Niños
- MANUEL GARCÍA DÉNIZ
Veo en la televisión una madre judía llorar por la muerte de su hija en el ataque terrorista de Hamas y me pongo a llorar también. Al rato, veo una mujer musulmana destrozada de dolor por la muerte de su hijo, por el bombardeo indiscriminado de Israel y se me escapan también las lágrimas. Me pasa con frecuencia. El mundo está lleno de atropellos contra los niños, contra los indefensos, un ejército civil no reglado cuyas principales armas son su inocencia y su sonrisa. Por ende, los informativos están llenos de noticias así. Depravados que usan a niños, incluso a bebés, para actos de abuso sexual. Milicias que llenan sus trincheras de niños que drogan y enseñan a matar antes que a leer. Y yo no paro de llorar. No hay mayor amargura que perder a un hijo, a una hija. Sufrí de cerca la experiencia de mis padres con tres de mis hermanos. Hacerse la idea de imágenes donde se abusa, droga o mata a un hijo de alguien en plena infancia es de las tareas más dolorosas. Y donde salta con más naturalidad la solidaridad con los damnificados y sus familiares.
Ante esa realidad, intento explicarme por qué la reacción de un pueblo objetivamente maltratado y vilipendiado como el palestino para reclamar sus derechos de tener tierra, estado y libertad es atacando a niños o jóvenes indefensos. No lo entiendo. Aunque siempre he rechazado la situación en la que Israel mantiene a los palestinos, en vergonzantes guetos, donde no solo les priva de libertad sino que tiene en sus manos la distribución del agua, de la energía y de la vida, no puedo sino sentir dolor por su infame ataque.

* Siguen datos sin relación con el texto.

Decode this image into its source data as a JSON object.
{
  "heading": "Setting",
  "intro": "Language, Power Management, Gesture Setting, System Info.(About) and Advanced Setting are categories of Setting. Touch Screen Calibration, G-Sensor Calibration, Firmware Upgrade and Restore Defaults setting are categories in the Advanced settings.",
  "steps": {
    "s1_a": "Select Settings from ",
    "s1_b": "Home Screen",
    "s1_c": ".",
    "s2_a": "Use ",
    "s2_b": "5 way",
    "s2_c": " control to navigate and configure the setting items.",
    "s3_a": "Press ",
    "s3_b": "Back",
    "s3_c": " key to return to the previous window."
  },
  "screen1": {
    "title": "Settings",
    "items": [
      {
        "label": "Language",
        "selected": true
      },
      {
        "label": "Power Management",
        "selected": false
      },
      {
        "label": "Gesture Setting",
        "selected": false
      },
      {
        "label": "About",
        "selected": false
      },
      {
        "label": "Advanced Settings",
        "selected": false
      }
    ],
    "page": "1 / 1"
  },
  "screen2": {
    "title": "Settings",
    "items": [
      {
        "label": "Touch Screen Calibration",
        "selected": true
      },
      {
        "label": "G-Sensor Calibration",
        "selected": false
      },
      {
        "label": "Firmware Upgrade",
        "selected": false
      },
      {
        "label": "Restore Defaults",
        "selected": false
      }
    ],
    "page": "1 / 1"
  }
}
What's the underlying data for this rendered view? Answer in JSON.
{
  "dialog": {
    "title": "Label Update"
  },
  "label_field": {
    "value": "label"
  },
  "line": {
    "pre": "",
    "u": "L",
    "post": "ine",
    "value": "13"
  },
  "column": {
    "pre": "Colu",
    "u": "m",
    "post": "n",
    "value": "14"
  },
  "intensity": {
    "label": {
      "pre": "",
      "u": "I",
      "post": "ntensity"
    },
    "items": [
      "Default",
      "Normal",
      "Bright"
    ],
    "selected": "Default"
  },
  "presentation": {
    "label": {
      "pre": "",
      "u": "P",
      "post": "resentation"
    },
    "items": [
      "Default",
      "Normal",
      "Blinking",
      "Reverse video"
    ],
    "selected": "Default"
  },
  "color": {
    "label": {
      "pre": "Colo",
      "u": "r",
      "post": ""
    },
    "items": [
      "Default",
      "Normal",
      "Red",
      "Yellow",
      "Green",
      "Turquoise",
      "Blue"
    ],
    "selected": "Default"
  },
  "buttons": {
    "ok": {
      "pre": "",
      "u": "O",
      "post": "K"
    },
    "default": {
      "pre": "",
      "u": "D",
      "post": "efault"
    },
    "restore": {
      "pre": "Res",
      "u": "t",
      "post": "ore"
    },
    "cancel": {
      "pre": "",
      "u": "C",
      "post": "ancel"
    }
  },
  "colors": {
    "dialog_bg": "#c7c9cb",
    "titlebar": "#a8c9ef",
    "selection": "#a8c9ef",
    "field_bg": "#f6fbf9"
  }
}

Pero entiendo menos que uno de los países más avanzados, con mejor tecnología y renta per cápita (para los israelíes, claro) del mundo, a la vez que llora a sus víctimas y criminaliza al “enemigo” por atacar indefensos, aprovecha toda su superioridad militar para causar daños innecesarios a una población inocente, llena de menores que solo han visto venir de su "vecino-dueño" bombas y abusos. ¿Con qué legitimidad se me muestra a una mujer israelí con la foto de su niña muerta llorando su pérdida al mismo tiempo que se oyen de fondo los silbidos de las bombas cayendo en Gaza, matando niños y niñas? En la concatenación de mis lágrimas, muerto aquí, muerto allí, se acaba mezclando el dolor con la rabia. No se puede matar a un niño nunca, pero menos mientras se sufre el desgarro de haber perdido el tuyo. Cómo no puedes tener empatía con esas madres, como la tengo yo contigo. Tan inocentes como tú, tan niña o niño como el tuyo. Solamente cabe en la venganza más cruel por la venganza más inútil. Valores que no pueden corresponder a un estado con el protagonismo internacional de Israel. Tampoco se explica que mientras los ciudadanos de medio mundo lloramos las muertes de niños y niñas de uno y otro bando, los tecnócratas y políticos que se han pegado media vida rellenando catálogos de leyes de protección a los menores apenas digan nada.
Matar a un niño, acallar el bullicio del recreo de un colegio, no se debe consentir en ninguna parte del mundo. El respeto a la vida tiene su máxima expresión en la infancia. Si alguna cruzada tuviera sentido, esa sería necesariamente la que se hiciera en contra de los infanticidios. Los niños no se matan. Ni aquí, ni allí. ¡Basta!